By far and away our most popular canoe is the Lakota. It is a nice versatile size with ample space for a family while being lovely to paddle solo. We first designed this canoe back in 2008 and from the first moment of launching we knew it was a winner. It is an adaptation of a design prepared for us by Jemwatercraft in America, called the Iroquois. You can still buy those plans from Jem.
Light enough to carry single handed on your shoulders (about 28kg) and easily transported on a car, the Lakota is 15'6" long, 36" in the beam and about 20" high.
A key feature of the Lakota is tumblehome, where the upper panel slopes inwards. This makes padding much less fatiguing than many other canoe designs. 
The Lakota has three thwarts (seats) which are arranged asymmetrically to enable the canoe to be paddled in either direction depending on the number of people on board. 
Plenty of space for camping equipment etc. 
The very low draught enables the Lakota to glide through very shallow water. 

Lakota 17

The Lakota 17  is a 17' version of the standard Lakota. It is about 400mm longer and slightly wider in the beam.

These are £200 more than the standard Lakota, take a little longer to build, and weigh about 33kg. You would struggle to get this canoe up on your shoulders but it is easily carried by 2 of you.

Before I let you build one I tend to insist you try the standard Lakota first as people often find that it is sufficient for their needs. However if you want to take the whole family, or you are keen to ensure plenty of space and carrying capacity, this model might well be your preferred option.

The Lakota 17 can be transported on a car, especially if you have an estate.

Longer canoes can be harder to store.. Something to bear in mind. 


The Huron is our shortest lightest canoe. It is just 13 feet long and weighs around 20kg.

Based on the Lakota we make very few of these as I don't feel they have the stability of the original Lakota. That said, people who have built them have been very positive about their canoes. They are light and agile on the water and although primarily for solo paddling, they will happily take two people. 

The cost of the Huron is the same as the standard Lakota.

Before you build your canoe I will get you to try a standard Lakota on the water. Canoe sizes are misleading. The only way to tell the size is to get in one and paddle! They are smaller than you think, but look immense on the workbench. 

Other canoe designs

Sometimes people ask us if they can build their own designs here. The answer is a qualified yes.

I only accept other designs here if I have had sight of the plans before you book. This is to ensure that the design is feasible here.

The other thing I insist on is that you bring full sized templates with you.

These days full sized templates are rarely sold when you buy plans. If your plans don't include full size templates you will need to loft them up yourself before you arrive. This is a time consuming and painstaking process but vital before you build your canoe. A bit like drawing a graph at school you have to plot out points and join them together with a curved line. Wallpaper lining paper or similar is fine for this.

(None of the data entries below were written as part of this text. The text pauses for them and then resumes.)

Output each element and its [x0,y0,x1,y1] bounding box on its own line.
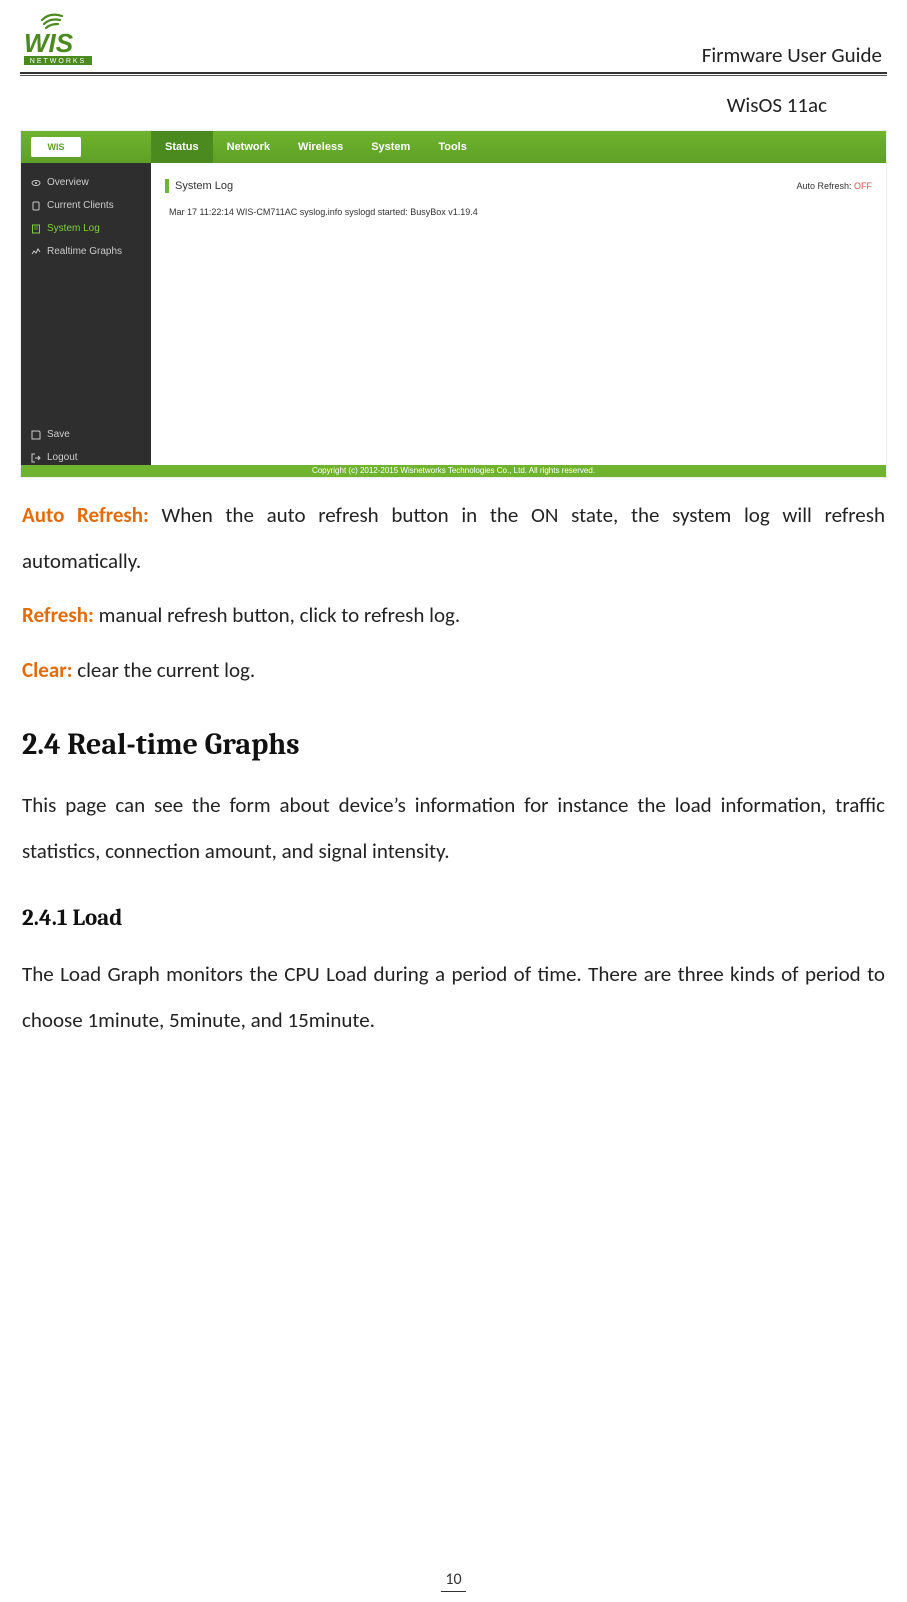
document-title: Firmware User Guide [702,42,882,68]
desc-clear: clear the current log. [72,657,255,683]
sidebar-item-label: Overview [47,177,89,188]
paragraph-refresh: Refresh: manual refresh button, click to… [22,592,885,638]
app-screenshot: WIS Status Network Wireless System Tools… [20,130,887,478]
nav-network[interactable]: Network [213,131,284,163]
sidebar-item-label: System Log [47,223,100,234]
nav-tools[interactable]: Tools [424,131,481,163]
paragraph-clear: Clear: clear the current log. [22,647,885,693]
section-paragraph: This page can see the form about device’… [22,782,885,874]
term-refresh: Refresh: [22,602,94,628]
sidebar-item-realtime-graphs[interactable]: Realtime Graphs [21,240,151,263]
body-text: Auto Refresh: When the auto refresh butt… [22,492,885,693]
page-number: 10 [0,1570,907,1592]
nav-system[interactable]: System [357,131,424,163]
panel-title: System Log [175,180,233,192]
svg-text:NETWORKS: NETWORKS [30,58,86,65]
device-icon [31,201,41,211]
paragraph-auto-refresh: Auto Refresh: When the auto refresh butt… [22,492,885,584]
app-body: Overview Current Clients System Log Real… [21,163,886,469]
sidebar-item-label: Current Clients [47,200,114,211]
page-number-value: 10 [441,1570,465,1592]
logo: WIS NETWORKS [20,10,96,68]
term-clear: Clear: [22,657,72,683]
graph-icon [31,247,41,257]
sidebar: Overview Current Clients System Log Real… [21,163,151,469]
auto-refresh-state: OFF [854,181,872,191]
top-nav: Status Network Wireless System Tools [151,131,481,163]
eye-icon [31,178,41,188]
subsection-paragraph: The Load Graph monitors the CPU Load dur… [22,951,885,1043]
document-subtitle: WisOS 11ac [20,86,887,130]
auto-refresh-toggle[interactable]: Auto Refresh: OFF [796,181,872,191]
app-logo: WIS [21,137,151,157]
auto-refresh-label: Auto Refresh: [796,181,851,191]
subsection-body: The Load Graph monitors the CPU Load dur… [22,951,885,1043]
section-body: This page can see the form about device’… [22,782,885,874]
log-icon [31,224,41,234]
wis-logo-icon: WIS NETWORKS [20,10,96,68]
app-footer: Copyright (c) 2012-2015 Wisnetworks Tech… [21,465,886,477]
sidebar-item-current-clients[interactable]: Current Clients [21,194,151,217]
sidebar-item-label: Realtime Graphs [47,246,122,257]
sidebar-item-save[interactable]: Save [21,423,151,446]
desc-auto-refresh: When the auto refresh button in the ON s… [22,502,885,574]
header-rule-thin [20,75,887,76]
panel-header: System Log Auto Refresh: OFF [165,175,872,197]
nav-wireless[interactable]: Wireless [284,131,357,163]
sidebar-item-label: Logout [47,452,78,463]
desc-refresh: manual refresh button, click to refresh … [94,602,460,628]
app-logo-text: WIS [31,137,81,157]
subsection-heading: 2.4.1 Load [22,904,885,931]
section-heading: 2.4 Real-time Graphs [22,727,885,762]
sidebar-item-label: Save [47,429,70,440]
sidebar-item-system-log[interactable]: System Log [21,217,151,240]
topbar: WIS Status Network Wireless System Tools [21,131,886,163]
nav-status[interactable]: Status [151,131,213,163]
header-rule-thick [20,72,887,74]
main-panel: System Log Auto Refresh: OFF Mar 17 11:2… [151,163,886,469]
save-icon [31,430,41,440]
sidebar-item-overview[interactable]: Overview [21,171,151,194]
svg-text:WIS: WIS [24,28,74,58]
accent-bar-icon [165,179,169,193]
log-line: Mar 17 11:22:14 WIS-CM711AC syslog.info … [165,205,872,217]
term-auto-refresh: Auto Refresh: [22,502,149,528]
page-header: WIS NETWORKS Firmware User Guide [20,10,887,70]
logout-icon [31,453,41,463]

You need to be aware that building designs other than our own will require permission from the designer (if you have bought plans from a canoe design company you will have been given permission to build one canoe, unless it states otherwise) 

To avoid disappointment please discuss all these elements with us before you book. It will inevitably be more costly than a standard Lakota owing to the additional workshop time required. 

Note the canoe on the picture is actually the standard Lakota! This illustrates just how many people it will carry.. Just about! Buoyancy aids should be worn at all times... 

Stanley Small Craft designs

Paul from Stanley Small Craft, has developed a range of canoe building plans, including the Peasemarsh range, which bear a striking resemblance to our Birchcanoes Lakota range.  I built one of  the smallest of his range this summer, as a try-out. It is the Peasemarsh 10, and is only 10 feet long. You are welcome to build one of this range instead of a Lakota if you prefer. However, you will need to purchase your templates from Stanley Small Craft before you come ( we are planning to offer these for sale on this site in due course).